A darling of the right, Hatch still took some positions in that era that would cause him considerable political problems now.
He was one of 11 senators to oppose legislation that would require employers to offer maternity leave.
He opposed allowing gay people to teach in public schools because he said they have a "psychological deficiency."
"I wouldn't want to see homosexuals teaching school anymore than I'd want to see members of the American Nazi Party teaching school," he told a group of University of Utah students.
In the summer of 1977, Hatch asked Carter to suspend immigration laws to allow 200 undocumented immigrants to pick cherries in Utah County before they spoiled, a move he made at the request of the state Farm Bureau. But Carter refused to do so.
In an interview, Hatch indicated he does not support any of these positions today. He said he originally opposed maternity leave because of the cost to employers during an economic downturn. And he said he has long worried about Utah's fruit farmers, supporting guest-worker programs that don't lead to citizenship.
As for his comment on gay teachers, he doesn't recall it, but said he was most likely "concerned about the tender minds of young people."
"It was stupid on my part" • Hatch's relentless desire to be in the center of the action added to the tension that existed between Hatch and Garn, his Utah colleague, who much to Hatch's displeasure never failed to point out who had the most seniority.
"It is a little disconcerting to have this young guy appear who is everywhere, fighting everything," Madsen said. "I think Jake did want Orrin to understand that 'I am the senior senator, under the protocols of the Senate that gives me the opportunity to lead out.' "
The tension started during Hatch's campaign. Garn, who was elected two years earlier, backed Hatch's Republican rival, Jack Carlson, and was also a big supporter of President Gerald Ford, while Hatch endorsed Ford's opponent, Ronald Reagan.
Garn also felt slighted that Hatch never talked to him about running for office, a common courtesy in politics.
"My thought was you don't bother a U.S. senator," Hatch said. "It was stupid on my part."
It only got worse when Hatch arrived in Washington, and Hatch showed he had no intention of following Garn's lead.
"There was tension, no question," said Mac Haddow, Hatch's campaign manager who took a brief job with the Senate office in 1977. "Orrin was ticking some people off."
Eventually, though, the two became close friends. Hatch often says Garn "is like a brother to me."

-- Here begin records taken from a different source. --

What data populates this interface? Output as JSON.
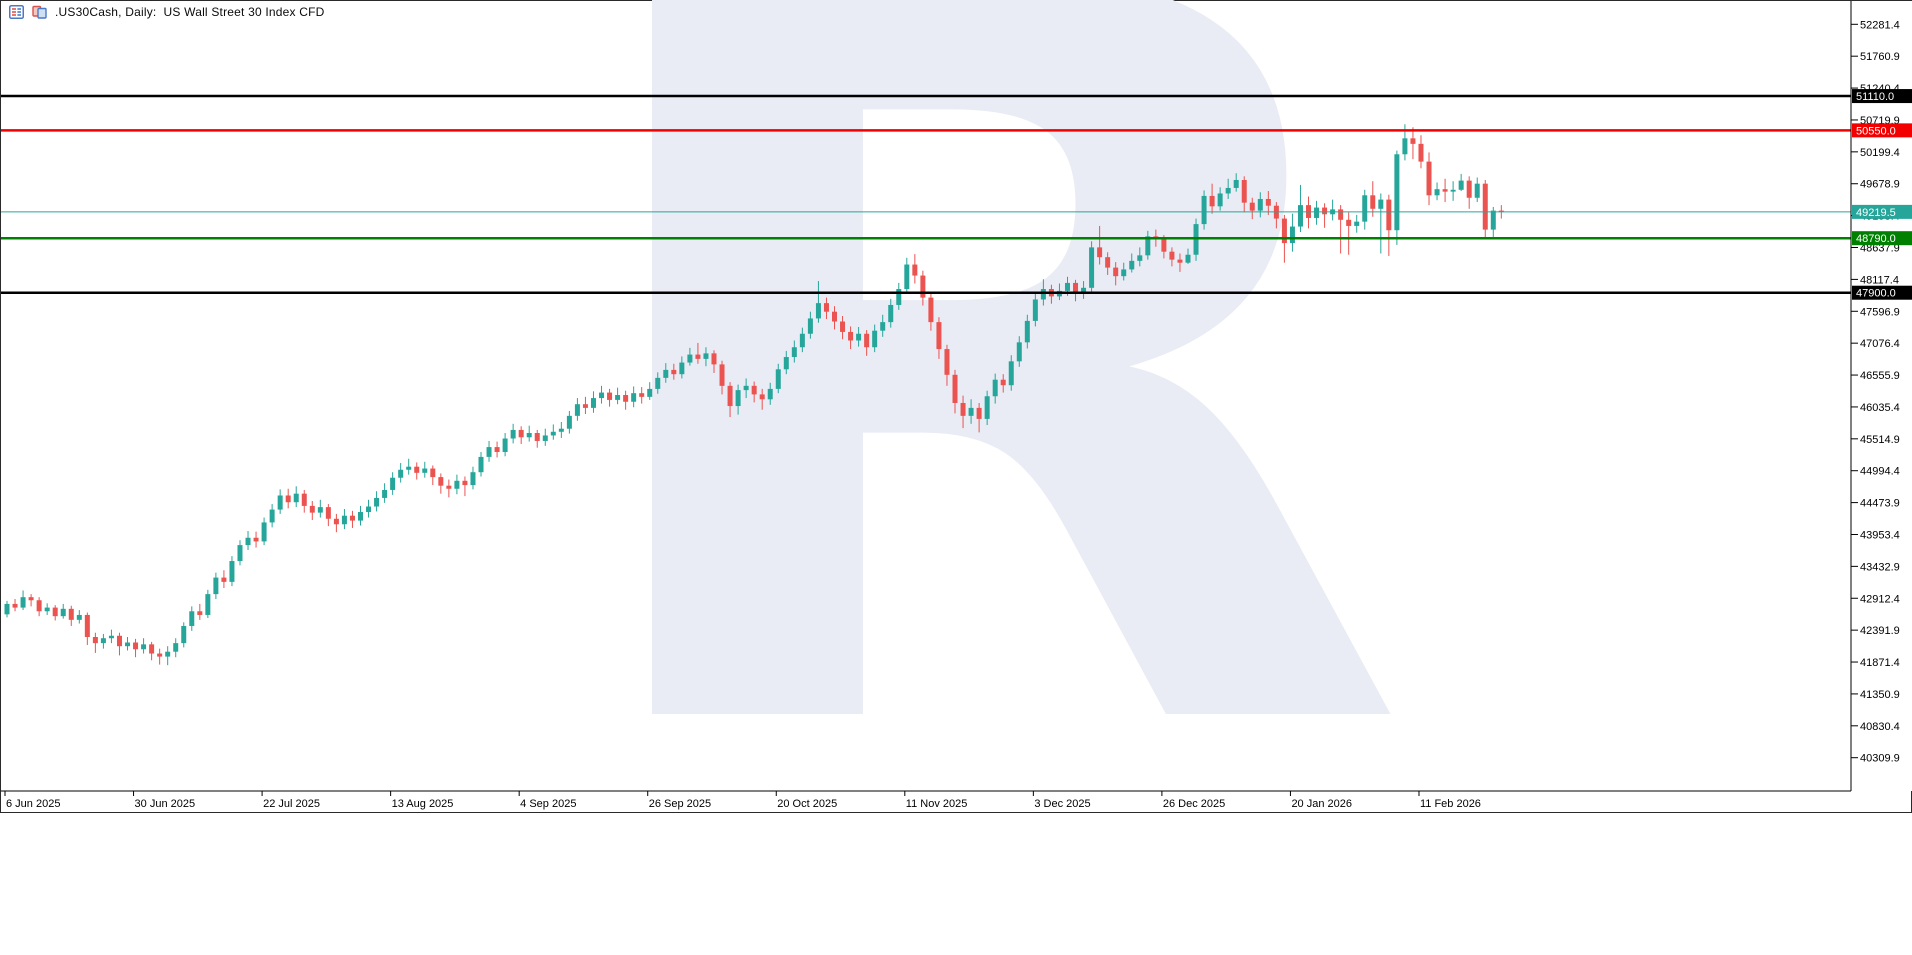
{
  "header": {
    "title": ".US30Cash, Daily:  US Wall Street 30 Index CFD",
    "icons": [
      "market-watch-icon",
      "chart-window-icon"
    ]
  },
  "watermark": {
    "letter": "R",
    "color": "#e9ecf4"
  },
  "chart_data": {
    "type": "candlestick",
    "symbol": ".US30Cash",
    "timeframe": "Daily",
    "description": "US Wall Street 30 Index CFD",
    "colors": {
      "bull": "#26a69a",
      "bear": "#ea5350",
      "axis_text": "#000000",
      "axis_line": "#000000",
      "background": "#ffffff"
    },
    "y_axis": {
      "side": "right",
      "visible_range": [
        39765,
        52660
      ],
      "tick_step": 520.5,
      "ticks": [
        52281.4,
        51760.9,
        51240.4,
        50719.9,
        50199.4,
        49678.9,
        49158.4,
        48637.9,
        48117.4,
        47596.9,
        47076.4,
        46555.9,
        46035.4,
        45514.9,
        44994.4,
        44473.9,
        43953.4,
        43432.9,
        42912.4,
        42391.9,
        41871.4,
        41350.9,
        40830.4,
        40309.9
      ]
    },
    "x_axis": {
      "labels": [
        "6 Jun 2025",
        "30 Jun 2025",
        "22 Jul 2025",
        "13 Aug 2025",
        "4 Sep 2025",
        "26 Sep 2025",
        "20 Oct 2025",
        "11 Nov 2025",
        "3 Dec 2025",
        "26 Dec 2025",
        "20 Jan 2026",
        "11 Feb 2026"
      ],
      "bars_per_label": 16
    },
    "levels": [
      {
        "label": "51110.0",
        "price": 51110.0,
        "color": "#000000",
        "width": 2.5,
        "kind": "resistance"
      },
      {
        "label": "50550.0",
        "price": 50550.0,
        "color": "#f20000",
        "width": 2.5,
        "kind": "resistance"
      },
      {
        "label": "49219.5",
        "price": 49219.5,
        "color": "#26a69a",
        "width": 1,
        "kind": "current-price"
      },
      {
        "label": "48790.0",
        "price": 48790.0,
        "color": "#008000",
        "width": 2.5,
        "kind": "support"
      },
      {
        "label": "47900.0",
        "price": 47900.0,
        "color": "#000000",
        "width": 2.5,
        "kind": "support"
      }
    ],
    "current_price": 49219.5,
    "candles_ohlc": [
      [
        42650,
        42870,
        42600,
        42820
      ],
      [
        42820,
        42900,
        42700,
        42760
      ],
      [
        42760,
        43040,
        42720,
        42930
      ],
      [
        42930,
        42980,
        42780,
        42880
      ],
      [
        42880,
        42930,
        42620,
        42700
      ],
      [
        42700,
        42830,
        42640,
        42760
      ],
      [
        42760,
        42800,
        42550,
        42620
      ],
      [
        42620,
        42820,
        42580,
        42740
      ],
      [
        42740,
        42790,
        42460,
        42560
      ],
      [
        42560,
        42720,
        42500,
        42640
      ],
      [
        42640,
        42680,
        42150,
        42280
      ],
      [
        42280,
        42350,
        42020,
        42180
      ],
      [
        42180,
        42330,
        42090,
        42260
      ],
      [
        42260,
        42400,
        42180,
        42300
      ],
      [
        42300,
        42350,
        41980,
        42130
      ],
      [
        42130,
        42280,
        42060,
        42190
      ],
      [
        42190,
        42250,
        41950,
        42080
      ],
      [
        42080,
        42260,
        42010,
        42160
      ],
      [
        42160,
        42200,
        41900,
        42010
      ],
      [
        42010,
        42090,
        41830,
        41960
      ],
      [
        41960,
        42130,
        41820,
        42040
      ],
      [
        42040,
        42260,
        41950,
        42180
      ],
      [
        42180,
        42520,
        42110,
        42460
      ],
      [
        42460,
        42780,
        42380,
        42700
      ],
      [
        42700,
        42820,
        42560,
        42640
      ],
      [
        42640,
        43050,
        42590,
        42980
      ],
      [
        42980,
        43330,
        42900,
        43250
      ],
      [
        43250,
        43370,
        43080,
        43180
      ],
      [
        43180,
        43600,
        43110,
        43520
      ],
      [
        43520,
        43860,
        43450,
        43780
      ],
      [
        43780,
        44010,
        43700,
        43900
      ],
      [
        43900,
        44000,
        43740,
        43840
      ],
      [
        43840,
        44230,
        43780,
        44150
      ],
      [
        44150,
        44450,
        44070,
        44360
      ],
      [
        44360,
        44690,
        44290,
        44590
      ],
      [
        44590,
        44700,
        44380,
        44480
      ],
      [
        44480,
        44740,
        44400,
        44620
      ],
      [
        44620,
        44680,
        44310,
        44420
      ],
      [
        44420,
        44500,
        44190,
        44310
      ],
      [
        44310,
        44520,
        44230,
        44400
      ],
      [
        44400,
        44450,
        44090,
        44210
      ],
      [
        44210,
        44290,
        43990,
        44120
      ],
      [
        44120,
        44370,
        44040,
        44260
      ],
      [
        44260,
        44340,
        44060,
        44180
      ],
      [
        44180,
        44420,
        44100,
        44320
      ],
      [
        44320,
        44520,
        44230,
        44410
      ],
      [
        44410,
        44660,
        44330,
        44550
      ],
      [
        44550,
        44790,
        44470,
        44680
      ],
      [
        44680,
        44970,
        44600,
        44880
      ],
      [
        44880,
        45120,
        44800,
        45010
      ],
      [
        45010,
        45190,
        44930,
        45060
      ],
      [
        45060,
        45130,
        44850,
        44960
      ],
      [
        44960,
        45140,
        44880,
        45030
      ],
      [
        45030,
        45080,
        44760,
        44890
      ],
      [
        44890,
        44950,
        44620,
        44750
      ],
      [
        44750,
        44850,
        44560,
        44700
      ],
      [
        44700,
        44930,
        44610,
        44830
      ],
      [
        44830,
        44900,
        44580,
        44760
      ],
      [
        44760,
        45060,
        44690,
        44970
      ],
      [
        44970,
        45300,
        44900,
        45220
      ],
      [
        45220,
        45480,
        45140,
        45380
      ],
      [
        45380,
        45470,
        45210,
        45300
      ],
      [
        45300,
        45610,
        45230,
        45520
      ],
      [
        45520,
        45760,
        45440,
        45660
      ],
      [
        45660,
        45720,
        45430,
        45540
      ],
      [
        45540,
        45730,
        45470,
        45610
      ],
      [
        45610,
        45660,
        45370,
        45480
      ],
      [
        45480,
        45680,
        45400,
        45570
      ],
      [
        45570,
        45750,
        45500,
        45630
      ],
      [
        45630,
        45790,
        45530,
        45680
      ],
      [
        45680,
        45970,
        45600,
        45890
      ],
      [
        45890,
        46180,
        45810,
        46080
      ],
      [
        46080,
        46200,
        45920,
        46020
      ],
      [
        46020,
        46290,
        45940,
        46180
      ],
      [
        46180,
        46380,
        46090,
        46270
      ],
      [
        46270,
        46330,
        46040,
        46150
      ],
      [
        46150,
        46350,
        46080,
        46230
      ],
      [
        46230,
        46300,
        45990,
        46120
      ],
      [
        46120,
        46370,
        46030,
        46260
      ],
      [
        46260,
        46360,
        46090,
        46200
      ],
      [
        46200,
        46440,
        46150,
        46330
      ],
      [
        46330,
        46600,
        46250,
        46510
      ],
      [
        46510,
        46750,
        46430,
        46640
      ],
      [
        46640,
        46740,
        46480,
        46570
      ],
      [
        46570,
        46860,
        46500,
        46760
      ],
      [
        46760,
        47000,
        46710,
        46890
      ],
      [
        46890,
        47080,
        46740,
        46820
      ],
      [
        46820,
        47010,
        46700,
        46910
      ],
      [
        46910,
        46960,
        46590,
        46730
      ],
      [
        46730,
        46790,
        46240,
        46380
      ],
      [
        46380,
        46440,
        45870,
        46050
      ],
      [
        46050,
        46400,
        45910,
        46310
      ],
      [
        46310,
        46500,
        46180,
        46380
      ],
      [
        46380,
        46450,
        46110,
        46240
      ],
      [
        46240,
        46330,
        45990,
        46160
      ],
      [
        46160,
        46430,
        46070,
        46330
      ],
      [
        46330,
        46740,
        46260,
        46650
      ],
      [
        46650,
        46950,
        46570,
        46850
      ],
      [
        46850,
        47120,
        46760,
        47010
      ],
      [
        47010,
        47330,
        46930,
        47230
      ],
      [
        47230,
        47590,
        47150,
        47480
      ],
      [
        47480,
        48090,
        47410,
        47730
      ],
      [
        47730,
        47820,
        47470,
        47590
      ],
      [
        47590,
        47680,
        47300,
        47430
      ],
      [
        47430,
        47520,
        47140,
        47260
      ],
      [
        47260,
        47350,
        46980,
        47120
      ],
      [
        47120,
        47340,
        47020,
        47230
      ],
      [
        47230,
        47290,
        46870,
        47010
      ],
      [
        47010,
        47380,
        46930,
        47280
      ],
      [
        47280,
        47540,
        47180,
        47420
      ],
      [
        47420,
        47800,
        47330,
        47700
      ],
      [
        47700,
        48060,
        47620,
        47960
      ],
      [
        47960,
        48470,
        47880,
        48360
      ],
      [
        48360,
        48530,
        48050,
        48180
      ],
      [
        48180,
        48260,
        47690,
        47820
      ],
      [
        47820,
        47900,
        47280,
        47420
      ],
      [
        47420,
        47500,
        46820,
        46980
      ],
      [
        46980,
        47050,
        46380,
        46560
      ],
      [
        46560,
        46640,
        45930,
        46100
      ],
      [
        46100,
        46220,
        45690,
        45890
      ],
      [
        45890,
        46160,
        45760,
        46020
      ],
      [
        46020,
        46100,
        45620,
        45840
      ],
      [
        45840,
        46300,
        45740,
        46210
      ],
      [
        46210,
        46580,
        46090,
        46480
      ],
      [
        46480,
        46570,
        46270,
        46390
      ],
      [
        46390,
        46880,
        46300,
        46780
      ],
      [
        46780,
        47190,
        46690,
        47090
      ],
      [
        47090,
        47540,
        46990,
        47440
      ],
      [
        47440,
        47900,
        47350,
        47790
      ],
      [
        47790,
        48120,
        47690,
        47960
      ],
      [
        47960,
        48030,
        47720,
        47840
      ],
      [
        47840,
        48050,
        47780,
        47930
      ],
      [
        47930,
        48160,
        47850,
        48060
      ],
      [
        48060,
        48110,
        47760,
        47890
      ],
      [
        47890,
        48090,
        47800,
        47980
      ],
      [
        47980,
        48740,
        47900,
        48640
      ],
      [
        48640,
        48990,
        48360,
        48480
      ],
      [
        48480,
        48560,
        48190,
        48310
      ],
      [
        48310,
        48400,
        48020,
        48170
      ],
      [
        48170,
        48390,
        48100,
        48280
      ],
      [
        48280,
        48540,
        48230,
        48420
      ],
      [
        48420,
        48640,
        48330,
        48510
      ],
      [
        48510,
        48910,
        48440,
        48820
      ],
      [
        48820,
        48930,
        48650,
        48780
      ],
      [
        48780,
        48840,
        48460,
        48570
      ],
      [
        48570,
        48640,
        48330,
        48440
      ],
      [
        48440,
        48540,
        48240,
        48390
      ],
      [
        48390,
        48620,
        48370,
        48520
      ],
      [
        48520,
        49110,
        48420,
        49020
      ],
      [
        49020,
        49570,
        48930,
        49480
      ],
      [
        49480,
        49680,
        49190,
        49310
      ],
      [
        49310,
        49620,
        49240,
        49520
      ],
      [
        49520,
        49760,
        49430,
        49610
      ],
      [
        49610,
        49850,
        49550,
        49740
      ],
      [
        49740,
        49800,
        49210,
        49370
      ],
      [
        49370,
        49450,
        49100,
        49240
      ],
      [
        49240,
        49540,
        49130,
        49430
      ],
      [
        49430,
        49560,
        49170,
        49320
      ],
      [
        49320,
        49380,
        48950,
        49110
      ],
      [
        49110,
        49170,
        48390,
        48710
      ],
      [
        48710,
        49190,
        48570,
        48980
      ],
      [
        48980,
        49660,
        48890,
        49330
      ],
      [
        49330,
        49470,
        48950,
        49120
      ],
      [
        49120,
        49400,
        49010,
        49290
      ],
      [
        49290,
        49360,
        48960,
        49180
      ],
      [
        49180,
        49420,
        49080,
        49260
      ],
      [
        49260,
        49330,
        48540,
        49090
      ],
      [
        49090,
        49210,
        48520,
        48990
      ],
      [
        48990,
        49170,
        48880,
        49060
      ],
      [
        49060,
        49580,
        48930,
        49490
      ],
      [
        49490,
        49720,
        49140,
        49270
      ],
      [
        49270,
        49520,
        48540,
        49420
      ],
      [
        49420,
        49500,
        48500,
        48920
      ],
      [
        48920,
        50220,
        48680,
        50160
      ],
      [
        50160,
        50650,
        50060,
        50420
      ],
      [
        50420,
        50600,
        50080,
        50330
      ],
      [
        50330,
        50470,
        49930,
        50040
      ],
      [
        50040,
        50190,
        49330,
        49490
      ],
      [
        49490,
        49700,
        49410,
        49590
      ],
      [
        49590,
        49760,
        49380,
        49550
      ],
      [
        49550,
        49720,
        49400,
        49580
      ],
      [
        49580,
        49840,
        49560,
        49730
      ],
      [
        49730,
        49800,
        49270,
        49450
      ],
      [
        49450,
        49780,
        49380,
        49680
      ],
      [
        49680,
        49740,
        48770,
        48930
      ],
      [
        48930,
        49300,
        48810,
        49240
      ],
      [
        49240,
        49330,
        49110,
        49219.5
      ]
    ]
  }
}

A strained relationship between a state's senators is far from unique. Hatch and Sen. Mike Lee, R-Utah, who just finished his first year in office, say they work well together, but there's been friction behind the scenes.
In their first year, they have fought over dominance on judicial and defense issues and offered competing balanced budget amendments. And Hatch is still frustrated that Lee has refused to endorse him as he seeks a seventh term in office this year. Lee said he plans to stay neutral in the race.

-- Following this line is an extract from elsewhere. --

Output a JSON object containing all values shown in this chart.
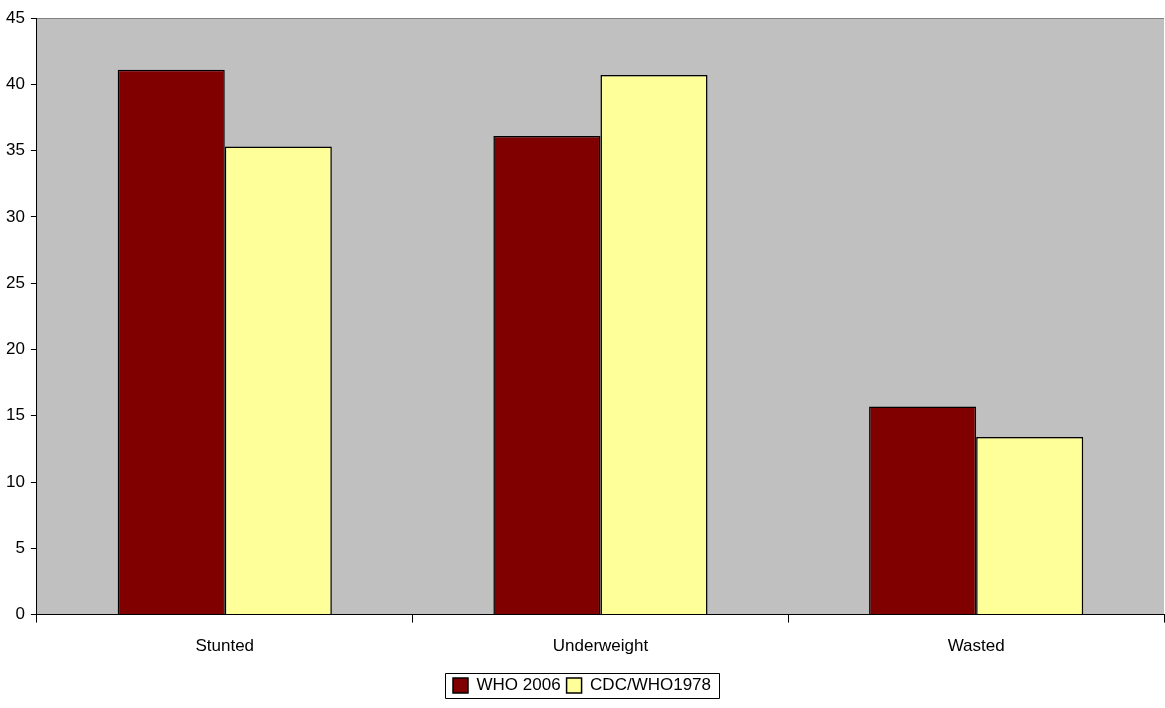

Becoming a player • Lee's influence with the tea party faction of the party, mirrors Hatch's clout with the far right in the late 1970s.
Beating the third-ranking Democrat in Sen. Frank Moss brought Hatch national cachet. He attended GOP events where he was often introduced as a potential Republican presidential candidate as soon as 1980, according to news reports in The Los Angeles Times and the Chicago Tribune.
But Hatch said he never took the presidential talk seriously, chalking it up to "lobbyists who were trying to curry his favor."
His national notoriety grew over the years, but any presidential momentum subsided. Hatch would wait until 2000 to run a long-shot, short-lived bid for the nation's highest office.
No Utahn has served in federal office longer than Hatch, who has seen his reputation shift over time. In Washington, he's no longer known as a constant brawler, but as a man who can negotiate a deal, leading to major legislation on such things as health care and domestic violence.
"In that first year, he fought everybody on everything," Madsen said. "I think the difference over the years has been that he has discovered if all you are going to do is fight, you are going to get nowhere because you are not a player."